Effective resistance for the entire circuit to the nearest whole number.

Answer 1

Remember that if two resistors are conected in series, the effective resistance of both of them is given by:

`R=R_1+R_2`

On the other hand, when two resistors are connected in parallel, the effective resistance of both of them is given by:

`(1)/(R)=(1)/(R_1)+(1)/(R_2)`

Notice that the resistors R₂ and R₃ are connected in parallel.
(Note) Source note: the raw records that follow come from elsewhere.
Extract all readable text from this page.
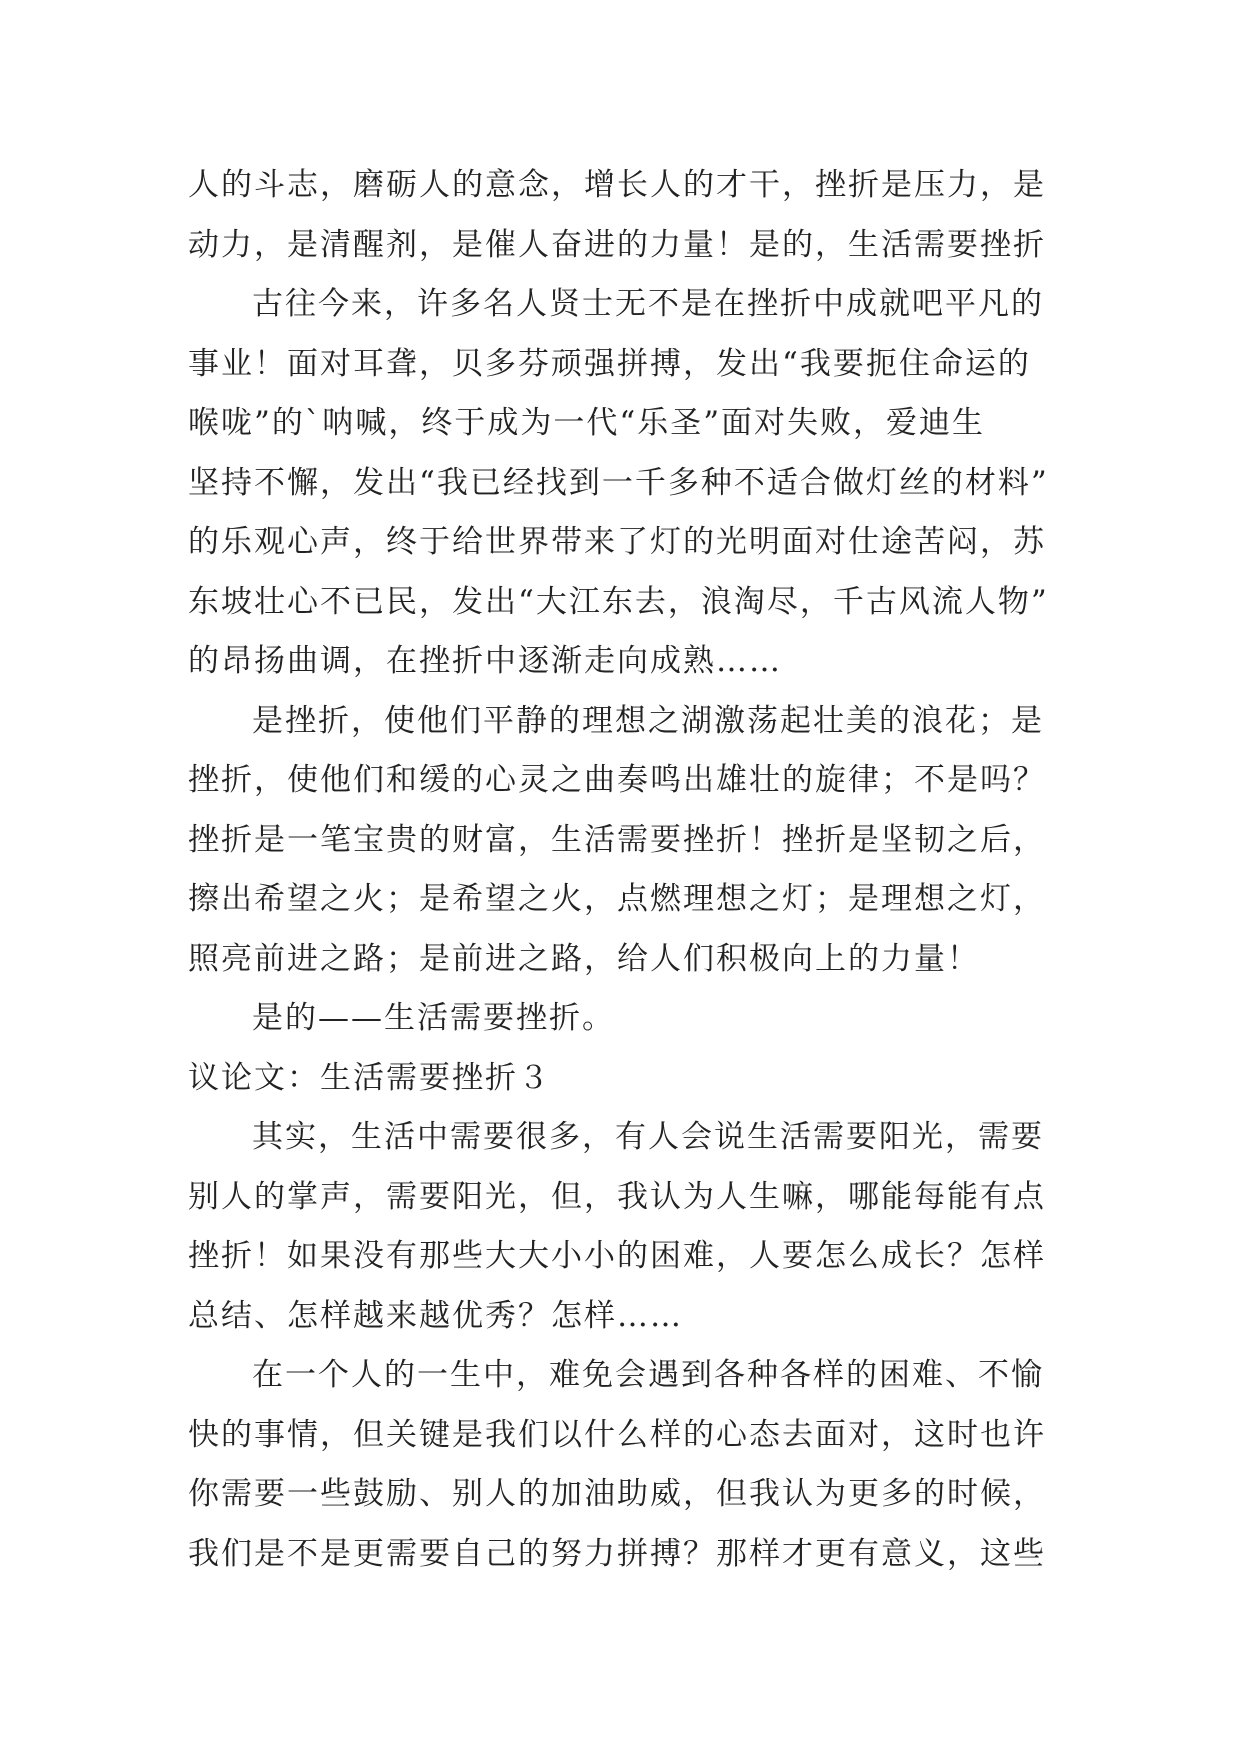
人的斗志，磨砺人的意念，增长人的才干，挫折是压力，是
动力，是清醒剂，是催人奋进的力量！是的，生活需要挫折
古往今来，许多名人贤士无不是在挫折中成就吧平凡的
事业！面对耳聋，贝多芬顽强拼搏，发出“我要扼住命运的
喉咙”的`呐喊，终于成为一代“乐圣”面对失败，爱迪生
坚持不懈，发出“我已经找到一千多种不适合做灯丝的材料”
的乐观心声，终于给世界带来了灯的光明面对仕途苦闷，苏
东坡壮心不已民，发出“大江东去，浪淘尽，千古风流人物”
的昂扬曲调，在挫折中逐渐走向成熟……
是挫折，使他们平静的理想之湖激荡起壮美的浪花；是
挫折，使他们和缓的心灵之曲奏鸣出雄壮的旋律；不是吗？
挫折是一笔宝贵的财富，生活需要挫折！挫折是坚韧之后，
擦出希望之火；是希望之火，点燃理想之灯；是理想之灯，
照亮前进之路；是前进之路，给人们积极向上的力量！
是的——生活需要挫折。
议论文：生活需要挫折３
其实，生活中需要很多，有人会说生活需要阳光，需要
别人的掌声，需要阳光，但，我认为人生嘛，哪能每能有点
挫折！如果没有那些大大小小的困难，人要怎么成长？怎样
总结、怎样越来越优秀？怎样……
在一个人的一生中，难免会遇到各种各样的困难、不愉
快的事情，但关键是我们以什么样的心态去面对，这时也许
你需要一些鼓励、别人的加油助威，但我认为更多的时候，
我们是不是更需要自己的努力拼搏？那样才更有意义，这些
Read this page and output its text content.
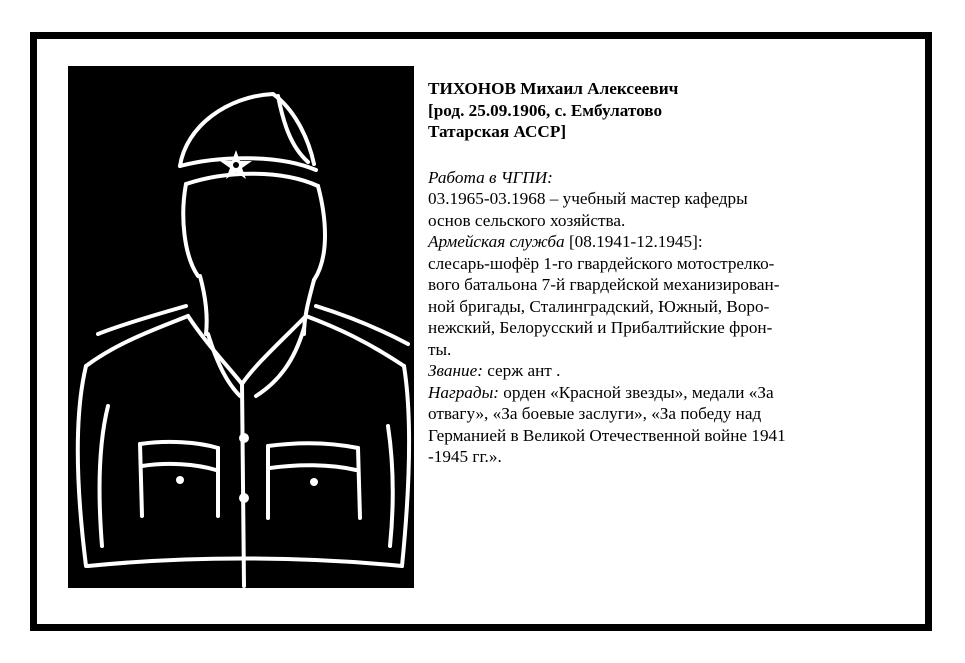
ТИХОНОВ Михаил Алексеевич
[род. 25.09.1906, с. Ембулатово
Татарская АССР]
Работа в ЧГПИ:
03.1965-03.1968 – учебный мастер кафедры
основ сельского хозяйства.
Армейская служба [08.1941-12.1945]:
слесарь-шофёр 1-го гвардейского мотострелко-
вого батальона 7-й гвардейской механизирован-
ной бригады, Сталинградский, Южный, Воро-
нежский, Белорусский и Прибалтийские фрон-
ты.
Звание: серж ант .
Награды: орден «Красной звезды», медали «За
отвагу», «За боевые заслуги», «За победу над
Германией в Великой Отечественной войне 1941
-1945 гг.».
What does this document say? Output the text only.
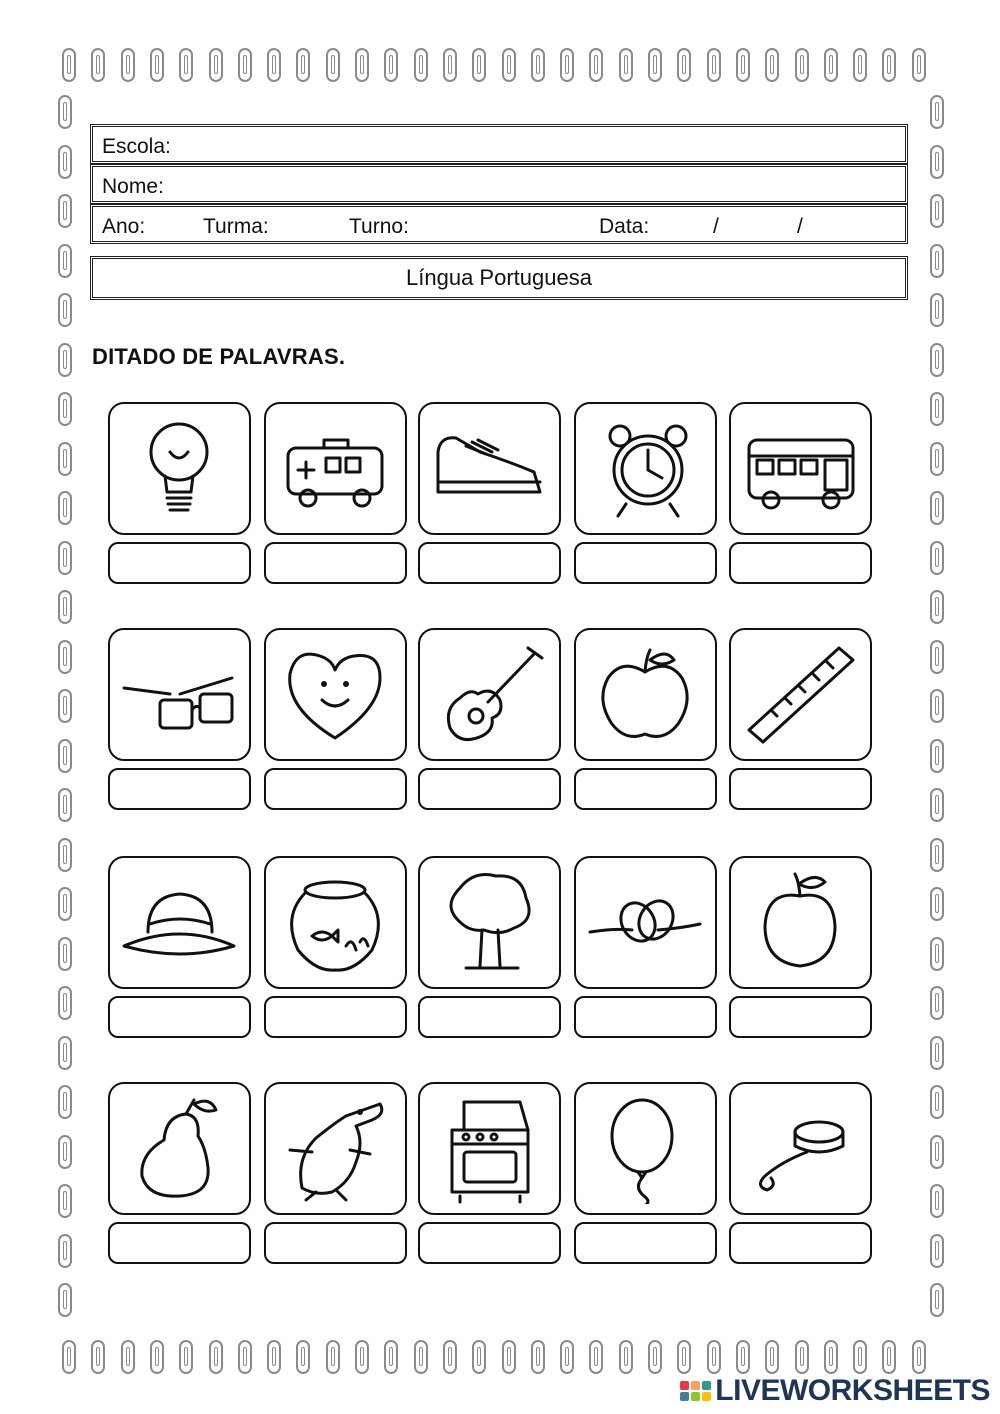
Escola:
Nome:
Ano:	Turma:	Turno:	Data:	/	/
Língua Portuguesa
DITADO DE PALAVRAS.
LIVEWORKSHEETS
Then, the effective resistance of that array is:

`\begin{gathered} (1)/(R_(2,3))=(1)/(R_2)+(1)/(R_3) \\ \\ =(1)/(6.00\Omega)+(1)/(13.00\Omega) \\ \\ =(13.00\Omega+6.00\Omega)/((6.00\Omega)(13.00\Omega)) \\ \\ =(19.00)/(78.00\Omega) \\ \\ \\ \Rightarrow R_(2,3)=(78.00\Omega)/(19)\approx4.1\Omega \end{gathered}`

On the other hand, the array of resistors 2 and 3 is connected in series to the resistor 1. Then, the effective resistance is given by:

`\begin{gathered} R_(1,2,3)=R_1+R_(2,3) \\ \\ =1.00\Omega+4.1\Omega \\ \\ \therefore R_(1,2,3)=5.1\Omega\approx5\Omega \end{gathered}`

Therefore, the effective resistance of the entire circuit to the nearest whole number is 5Ω.